By George Dutch
As career professionals, we often work with individuals who are seeking work but not motivated to take actions due, in some cases, to job misfit; that is, they hate their current job or are demotivated to seek a similar job. They want a different kind of job, but have no idea what else they can do. As career professionals, we can help them get started on finding a different path, by taking the following three actions.
First, we need to remind them that none of their current work experience is wasted. We can clearly see that they have put the cart in front of the horse (the horse being that part of ourselves that represents our natural strengths, vitality, drive, energy). We can help them re-connect with that authentic part of themselves and show them how to harness it to their tool cart, that part of their job experience that represents all the knowledge and skills they have acquired in their careers.
Motivation is the natural result of putting the horse in front of the cart. In fact, the clues to our right work are often found in our childhood preoccupations. For example, in one study conducted by British behavioral scientists on the relationship between our desires in youth and adult success, 50 individuals were tracked over a period of 28 years, from the age of seven to 35. The result? Nearly all of the subjects wound up engaged in a professional pursuit related to their interests during the ages 7 through 14. While most strayed from these interests after childhood, the successful adults were those who found their way back to their childhood dreams by the age of 35, even if only as a hobby or avocation. Don’t you find that amazing? I do!
If you’ve read my book, JobJoy, then you know that I put a lot of emphasis on understanding what we did and how we did it during ages 7-14. What I have found over the years is that individuals who find jobjoy success early in life are often people who were lucky enough to have parents and other significant adults who recognized their natural talents and inclinations early in life, then helped nurture those talents into a specific vocation.

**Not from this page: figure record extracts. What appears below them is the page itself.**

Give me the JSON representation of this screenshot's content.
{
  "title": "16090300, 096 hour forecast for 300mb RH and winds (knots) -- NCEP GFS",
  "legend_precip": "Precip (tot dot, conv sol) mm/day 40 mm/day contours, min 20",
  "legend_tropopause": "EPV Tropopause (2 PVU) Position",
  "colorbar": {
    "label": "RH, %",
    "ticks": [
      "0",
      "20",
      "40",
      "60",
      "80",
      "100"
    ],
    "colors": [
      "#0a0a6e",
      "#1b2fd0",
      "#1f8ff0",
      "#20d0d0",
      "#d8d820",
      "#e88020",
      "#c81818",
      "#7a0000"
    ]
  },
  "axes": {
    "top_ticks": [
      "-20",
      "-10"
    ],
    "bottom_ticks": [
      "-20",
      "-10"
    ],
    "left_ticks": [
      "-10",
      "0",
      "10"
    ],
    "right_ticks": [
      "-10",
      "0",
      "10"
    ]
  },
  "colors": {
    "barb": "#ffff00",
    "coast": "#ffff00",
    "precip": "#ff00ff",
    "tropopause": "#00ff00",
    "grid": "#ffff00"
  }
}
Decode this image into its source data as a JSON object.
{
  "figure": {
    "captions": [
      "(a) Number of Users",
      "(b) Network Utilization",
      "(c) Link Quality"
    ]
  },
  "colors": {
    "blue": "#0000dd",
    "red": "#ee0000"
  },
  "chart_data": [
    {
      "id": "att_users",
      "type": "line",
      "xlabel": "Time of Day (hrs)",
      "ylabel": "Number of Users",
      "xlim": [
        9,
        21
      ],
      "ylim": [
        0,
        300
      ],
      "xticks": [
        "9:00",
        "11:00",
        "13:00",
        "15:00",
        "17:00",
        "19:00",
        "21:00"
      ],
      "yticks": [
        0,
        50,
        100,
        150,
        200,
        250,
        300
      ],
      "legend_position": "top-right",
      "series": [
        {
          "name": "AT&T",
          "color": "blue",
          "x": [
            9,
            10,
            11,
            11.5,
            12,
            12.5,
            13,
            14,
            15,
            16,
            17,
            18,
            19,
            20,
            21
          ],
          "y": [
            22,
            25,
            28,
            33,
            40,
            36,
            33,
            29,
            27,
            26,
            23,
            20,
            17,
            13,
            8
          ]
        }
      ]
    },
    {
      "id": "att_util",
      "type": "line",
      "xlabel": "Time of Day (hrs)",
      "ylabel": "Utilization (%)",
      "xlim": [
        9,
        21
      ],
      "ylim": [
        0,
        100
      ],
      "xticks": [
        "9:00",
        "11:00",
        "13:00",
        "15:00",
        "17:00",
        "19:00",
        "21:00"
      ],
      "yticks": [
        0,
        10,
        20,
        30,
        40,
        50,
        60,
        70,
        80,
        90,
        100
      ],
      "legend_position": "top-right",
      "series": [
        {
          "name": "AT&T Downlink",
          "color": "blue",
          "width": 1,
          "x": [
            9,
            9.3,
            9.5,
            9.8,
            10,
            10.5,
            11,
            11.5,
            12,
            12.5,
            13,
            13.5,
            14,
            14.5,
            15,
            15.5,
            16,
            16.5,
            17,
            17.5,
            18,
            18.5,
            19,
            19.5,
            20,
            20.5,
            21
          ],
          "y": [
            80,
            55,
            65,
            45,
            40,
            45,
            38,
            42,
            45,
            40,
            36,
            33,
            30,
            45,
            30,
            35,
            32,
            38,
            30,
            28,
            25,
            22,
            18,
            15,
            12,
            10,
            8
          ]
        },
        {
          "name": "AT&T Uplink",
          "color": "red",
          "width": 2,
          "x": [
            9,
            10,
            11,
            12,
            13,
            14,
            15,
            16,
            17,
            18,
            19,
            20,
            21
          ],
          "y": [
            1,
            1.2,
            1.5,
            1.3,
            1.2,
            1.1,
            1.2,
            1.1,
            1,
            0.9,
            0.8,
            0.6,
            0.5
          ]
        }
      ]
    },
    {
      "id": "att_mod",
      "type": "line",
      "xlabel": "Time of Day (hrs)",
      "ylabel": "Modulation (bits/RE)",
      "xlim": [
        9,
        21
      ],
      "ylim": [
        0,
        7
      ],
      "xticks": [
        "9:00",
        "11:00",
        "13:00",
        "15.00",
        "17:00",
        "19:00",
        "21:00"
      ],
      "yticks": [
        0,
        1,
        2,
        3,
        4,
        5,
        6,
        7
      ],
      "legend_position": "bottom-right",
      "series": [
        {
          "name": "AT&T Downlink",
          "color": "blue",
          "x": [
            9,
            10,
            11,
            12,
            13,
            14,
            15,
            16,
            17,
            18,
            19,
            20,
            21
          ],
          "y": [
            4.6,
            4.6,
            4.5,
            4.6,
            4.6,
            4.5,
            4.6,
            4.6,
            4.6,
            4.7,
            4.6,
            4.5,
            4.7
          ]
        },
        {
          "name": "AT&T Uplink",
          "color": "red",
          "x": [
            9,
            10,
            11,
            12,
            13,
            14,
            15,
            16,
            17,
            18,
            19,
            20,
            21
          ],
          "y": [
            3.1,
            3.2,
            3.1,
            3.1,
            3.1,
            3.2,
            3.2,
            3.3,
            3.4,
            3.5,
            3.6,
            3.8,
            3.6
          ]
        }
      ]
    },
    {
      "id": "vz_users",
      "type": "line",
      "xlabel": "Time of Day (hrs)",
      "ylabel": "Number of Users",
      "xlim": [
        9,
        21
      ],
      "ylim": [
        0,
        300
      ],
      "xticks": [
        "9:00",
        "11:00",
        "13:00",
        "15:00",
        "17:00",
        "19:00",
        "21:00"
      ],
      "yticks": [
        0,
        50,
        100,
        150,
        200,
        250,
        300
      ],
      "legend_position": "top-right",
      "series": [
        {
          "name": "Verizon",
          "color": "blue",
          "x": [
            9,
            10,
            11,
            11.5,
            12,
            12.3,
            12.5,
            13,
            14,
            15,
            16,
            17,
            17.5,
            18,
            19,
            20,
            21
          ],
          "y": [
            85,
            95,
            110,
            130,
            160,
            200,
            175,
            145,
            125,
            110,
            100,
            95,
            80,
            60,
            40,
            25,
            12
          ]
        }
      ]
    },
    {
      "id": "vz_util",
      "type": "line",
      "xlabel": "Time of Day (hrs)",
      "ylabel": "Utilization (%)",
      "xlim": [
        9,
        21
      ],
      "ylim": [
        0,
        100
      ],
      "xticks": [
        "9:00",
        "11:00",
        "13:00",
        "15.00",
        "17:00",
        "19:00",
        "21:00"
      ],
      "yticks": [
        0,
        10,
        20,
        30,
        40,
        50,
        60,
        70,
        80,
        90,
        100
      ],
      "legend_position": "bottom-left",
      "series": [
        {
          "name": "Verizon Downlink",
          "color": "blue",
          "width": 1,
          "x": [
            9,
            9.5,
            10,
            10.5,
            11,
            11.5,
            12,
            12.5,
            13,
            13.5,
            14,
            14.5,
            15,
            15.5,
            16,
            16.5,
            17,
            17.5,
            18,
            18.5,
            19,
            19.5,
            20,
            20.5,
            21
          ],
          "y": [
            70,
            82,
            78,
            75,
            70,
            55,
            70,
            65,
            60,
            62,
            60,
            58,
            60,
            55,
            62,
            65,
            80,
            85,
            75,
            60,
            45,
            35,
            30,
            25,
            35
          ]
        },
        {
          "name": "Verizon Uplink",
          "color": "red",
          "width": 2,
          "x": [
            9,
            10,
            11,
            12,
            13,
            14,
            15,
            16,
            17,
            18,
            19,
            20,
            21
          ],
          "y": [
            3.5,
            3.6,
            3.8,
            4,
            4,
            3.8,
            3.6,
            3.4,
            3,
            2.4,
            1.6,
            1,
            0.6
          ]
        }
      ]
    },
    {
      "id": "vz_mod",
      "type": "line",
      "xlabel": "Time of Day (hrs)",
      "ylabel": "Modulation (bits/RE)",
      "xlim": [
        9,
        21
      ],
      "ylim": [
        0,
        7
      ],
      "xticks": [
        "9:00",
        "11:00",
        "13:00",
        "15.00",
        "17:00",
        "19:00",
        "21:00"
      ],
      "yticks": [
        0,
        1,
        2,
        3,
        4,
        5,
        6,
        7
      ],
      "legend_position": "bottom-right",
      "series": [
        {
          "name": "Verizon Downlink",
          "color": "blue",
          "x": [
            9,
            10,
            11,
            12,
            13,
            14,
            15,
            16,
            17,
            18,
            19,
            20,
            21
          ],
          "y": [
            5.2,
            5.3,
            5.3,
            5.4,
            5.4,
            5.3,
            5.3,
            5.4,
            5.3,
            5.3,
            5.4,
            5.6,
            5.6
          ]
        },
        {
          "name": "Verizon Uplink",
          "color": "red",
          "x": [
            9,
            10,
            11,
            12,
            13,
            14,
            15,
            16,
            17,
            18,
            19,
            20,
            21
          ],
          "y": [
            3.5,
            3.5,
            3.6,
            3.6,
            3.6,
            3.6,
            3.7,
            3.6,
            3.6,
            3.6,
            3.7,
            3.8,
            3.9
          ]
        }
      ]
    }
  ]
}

For most of us, this does not happen. We tend to drift away from our natural inclinations and focus on learned or acquired values and behaviors that have more to do with the agendas of others, or economic trends. Most individuals settle for this kind of career and that's fine. However, if they reach an impasse, we have a choice to help them through it.
Many of us fall victim to what the poet E.E. Cummings eloquently described: "To be nobody but yourself in a world that is doing its best day and night into making you like everybody else is to fight the hardest battle there is and never stop fighting." I have found that many people lost this battle early in life and, by doing so, lost their memory of what they enjoyed most and did best as a child. The clues to our right work are always there in the details of our personal stories, our life history.
Second, ask your client to sit with you in a quiet office, no interruptions. Ask them to close their eyes, and quiet their minds. Ask them to let their thoughts drift back to childhood. Ask the following kinds of questions: What did you enjoy doing at age six or seven? What were the activities that gave you pleasure? How did the world open up to you?
Over the next five years or so, what kinds of subjects did you gravitate towards in school and outside of school? How did you get the attention you wanted? What teachers influenced you the most? Who were your heroes? This might be difficult for some clients. Ask them to go home and take the time to go through family photos, watch home movies, and talk to parents and relatives. Invite them to bring a list of impressions and memories to your next meeting. One way to find jobjoy in life is to move back with conscious intention to what we drifted away from early in life.
Third, remind your clients that it’s not as difficult as they might think! The world rewards excellence. And our best chance for excellence is to develop our natural talents and motivations into a specific job or career—that’s the route to personal and professional success! People who excel in their jobs often make it look easy and effortless. Like Robert Redford in the movie ‘The Natural,” they seem to have a knack, a flair, a talent for the core job duty; the same way Redford’s character had a natural talent for throwing and hitting a baseball. This work is child’s play!